Avant ? Mais avant, il y a eu la guerre, vous savez ? Je vous l’ai dit, j’ai été mobilisé comme tout le monde. En sortant de Polytechnique, j’avais le grade de sous-lieutenant. J’ai fait deux ans de service militaire ; une année dans la garnison de Metz et une année à Hanoï, au cabinet du Gouverneur Général. J’étais en permission en France au moment de la déclaration de guerre. Il n’était pas question de me renvoyer en Indochine et j’ai été immédiatement affecté à la ligne Maginot, dans le secteur de Maubeuge. Les premiers mois ont été très étranges. Nous étions en guerre, et nous restions, immobiles, calfeutrés dans nos fortifications à observer ceux d’en face à la jumelle. Et ceux d’en face, ce n’était pas des Allemands, c’était des Belges ! Une « Drôle de Guerre », je vous assure ! Et puis, le 10 mai 40, la Wehrmacht a envahi la Belgique et nous nous sommes retrouvés face aux Allemands. En une semaine, le secteur de Maubeuge est tombé et le reste de l’ « infranchissable » ligne n’a pas tardé à le faire à son tour. La première armée terrestre du monde… balayée en quelques jours. Et moi, j’étais fait prisonnier.

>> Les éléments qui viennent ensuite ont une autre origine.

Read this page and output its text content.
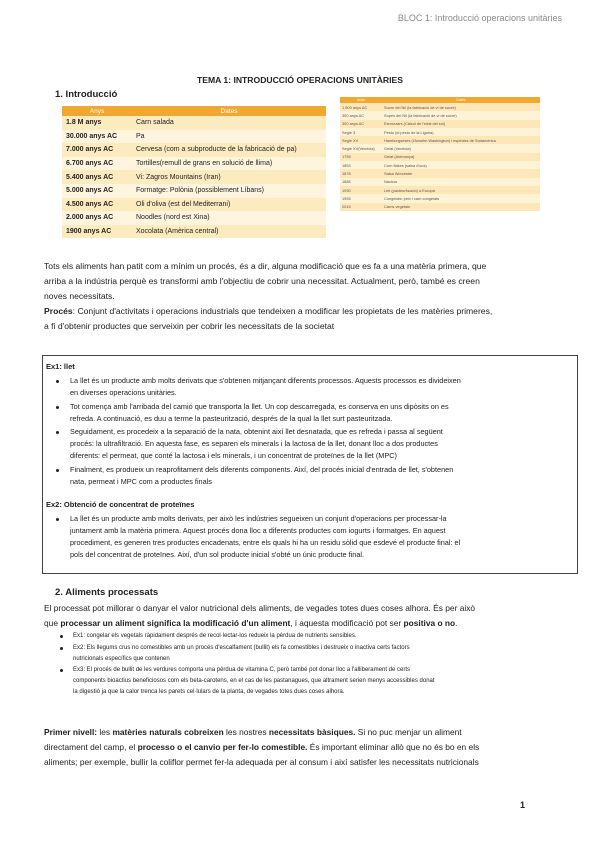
BLOC 1: Introducció operacions unitàries
TEMA 1: INTRODUCCIÓ OPERACIONS UNITÀRIES
1. Introducció
Anys	Dates
1.8 M anys	Carn salada
30.000 anys AC	Pa
7.000 anys AC	Cervesa (com a subproducte de la fabricació de pa)
6.700 anys AC	Tortilles(remull de grans en solució de llima)
5.400 anys AC	Vi: Zagros Mountains (Iran)
5.000 anys AC	Formatge: Polònia (possiblement Líbans)
4.500 anys AC	Oli d'oliva (est del Mediterrani)
2.000 anys AC	Noodles (nord est Xina)
1900 anys AC	Xocolata (Amèrica central)
Anys	Dates
1.500 anys AC	Sucre del Nil (la fabricació de vi de sucre)
300 anys AC	Sopes del Nil (la fabricació de vi de sucre)
300 anys AC	Esmorzars (Càlcul de l'edat del sol)
Segle 3	Pesto (el pesto de la Liguria)
Segle XV	Hamburgueses (l'Anselm Washington) i espècies de Sudamèrica
Segle XV(Venècia)	Gelat (Venècia)
1755	Gelat (Alemanya)
1853	Corn flakes (salsa d'ous)
1878	Salsa Worcester
1885	Nachos
1930	Llet (pasteurització) a Europa
1955	Congelats: peix i carn congelats
2015	Carns vegetals
Tots els aliments han patit com a mínim un procés, és a dir, alguna modificació que es fa a una matèria primera, que
arriba a la indústria perquè es transformi amb l'objectiu de cobrir una necessitat. Actualment, però, també es creen
noves necessitats.
Procés: Conjunt d'activitats i operacions industrials que tendeixen a modificar les propietats de les matèries primeres,
a fi d'obtenir productes que serveixin per cobrir les necessitats de la societat
Ex1: llet
La llet és un producte amb molts derivats que s'obtenen mitjançant diferents processos. Aquests processos es divideixen
en diverses operacions unitàries.
Tot comença amb l'arribada del camió que transporta la llet. Un cop descarregada, es conserva en uns dipòsits on es
refreda. A continuació, es duu a terme la pasteurització, després de la qual la llet surt pasteuritzada.
Seguidament, es procedeix a la separació de la nata, obtenint així llet desnatada, que es refreda i passa al següent
procés: la ultrafiltració. En aquesta fase, es separen els minerals i la lactosa de la llet, donant lloc a dos productes
diferents: el permeat, que conté la lactosa i els minerals, i un concentrat de proteïnes de la llet (MPC)
Finalment, es produeix un reaprofitament dels diferents components. Així, del procés inicial d'entrada de llet, s'obtenen
nata, permeat i MPC com a productes finals
Ex2: Obtenció de concentrat de proteïnes
La llet és un producte amb molts derivats, per això les indústries segueixen un conjunt d'operacions per processar-la
juntament amb la matèria primera. Aquest procés dona lloc a diferents productes com iogurts i formatges. En aquest
procediment, es generen tres productes encadenats, entre els quals hi ha un residu sòlid que esdevé el producte final: el
pols del concentrat de proteïnes. Així, d'un sol producte inicial s'obté un únic producte final.
2. Aliments processats
El processat pot millorar o danyar el valor nutricional dels aliments, de vegades totes dues coses alhora. És per això
que processar un aliment significa la modificació d'un aliment, i aquesta modificació pot ser positiva o no.
Ex1: congelar els vegetals ràpidament després de recol·lectar-los redueix la pèrdua de nutrients sensibles.
Ex2: Els llegums crus no comestibles amb un procés d'escalfament (bullit) els fa comestibles i destrueix o inactiva certs factors
nutricionals específics que contenen
Ex3: El procés de bullit de les verdures comporta una pèrdua de vitamina C, però també pot donar lloc a l'alliberament de certs
components bioactius beneficiosos com els beta-carotens, en el cas de les pastanagues, que altrament serien menys accessibles donat
la digestió ja que la calor trenca les parets cel·lulars de la planta, de vegades totes dues coses alhora.
Primer nivell: les matèries naturals cobreixen les nostres necessitats bàsiques. Si no puc menjar un aliment
directament del camp, el processo o el canvio per fer-lo comestible. És important eliminar allò que no és bo en els
aliments; per exemple, bullir la coliflor permet fer-la adequada per al consum i així satisfer les necessitats nutricionals
1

J’ai été interné à Hazebrouck pendant deux mois. C’était un camp pour officiers, mais nous n’étions séparés des hommes de troupes que par deux ou trois rangées de barbelés. Je me souviens que nous évitions de nous approcher de la clôture parce que nous nous faisions insulter par les soldats. Ils nous traitaient d’incapables, de vendus… Il faut les comprendre : ces esprits simples ne pouvaient pas expliquer la défaite autrement que par l’incompétence ou la trahison de ceux qui les commandaient. Mais moi, je savais bien que nos officiers n’y étaient pour rien. Dans leur grande majorité, ils étaient loyaux et bien formés, mais c’était à la tête que nous avions été trahis. Oh, nous n’avions pas été trahis sciemment, mais par la corruption des hommes politiques qui s’étaient succédés depuis la grande guerre et par le passéisme des officiers supérieurs. Je pense que c’est de cette époque, celle du camp d’Hazebrouck, que date le début de ma prise de conscience politique.

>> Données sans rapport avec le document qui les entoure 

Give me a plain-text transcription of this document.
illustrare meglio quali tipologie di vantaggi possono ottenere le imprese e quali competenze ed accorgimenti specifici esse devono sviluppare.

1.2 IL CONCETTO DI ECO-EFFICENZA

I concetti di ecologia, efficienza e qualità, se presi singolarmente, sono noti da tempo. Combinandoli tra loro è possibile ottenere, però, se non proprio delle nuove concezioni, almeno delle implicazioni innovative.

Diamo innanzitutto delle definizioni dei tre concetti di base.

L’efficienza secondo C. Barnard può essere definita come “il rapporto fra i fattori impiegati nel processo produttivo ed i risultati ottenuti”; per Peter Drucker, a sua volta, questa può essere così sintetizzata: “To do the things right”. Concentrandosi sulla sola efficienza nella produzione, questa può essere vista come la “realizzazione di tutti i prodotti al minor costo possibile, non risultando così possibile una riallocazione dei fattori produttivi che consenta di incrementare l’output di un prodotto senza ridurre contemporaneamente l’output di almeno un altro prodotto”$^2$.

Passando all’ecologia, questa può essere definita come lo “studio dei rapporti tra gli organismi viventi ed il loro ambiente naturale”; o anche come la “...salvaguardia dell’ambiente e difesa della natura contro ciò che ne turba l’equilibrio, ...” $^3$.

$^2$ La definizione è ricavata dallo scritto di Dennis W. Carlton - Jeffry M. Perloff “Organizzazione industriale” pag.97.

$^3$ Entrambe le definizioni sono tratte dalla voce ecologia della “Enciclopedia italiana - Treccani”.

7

Bref, nous étions des milliers d’officiers, des centaines de milliers de soldats, à attendre on ne savait pas quoi. Des bruits couraient partout, tout le temps : nous allions être tous libérés bientôt, dès que l’armistice serait signé, ou bien les libérations concerneraient seulement certaines professions, ou bien… ou bien… C’est quand j’ai réalisé que personne ne savait rien et que les fausses nouvelles proliféraient que j’ai commencé à guetter la moindre occasion d’évasion. Je pensais qu’un jour ou l’autre, nous allions être emmenés en Allemagne et qu’il fallait s’évader tant que nous étions encore en France. Après, ce serait mille fois plus difficile. Il faut dire que j’ai eu une chance extraordinaire. Aussi incroyable que cela puisse paraître, l’officier supérieur français qui commandait le camp de Hazebrouck avait obtenu du commandant allemand d’organiser une visite aux officiers blessés qui avaient été hospitalisés à Armentières. Je me suis débrouillé pour faire partie du groupe de visiteurs et j’ai réussi à m’évader en sautant du camion au retour. Ensuite, je me suis caché de ferme en ferme. La plupart avait été désertées mais j’y trouvais toujours de quoi manger et surtout de quoi m’habiller en civil. Deux semaines plus tard, je me suis retrouvé à Paris.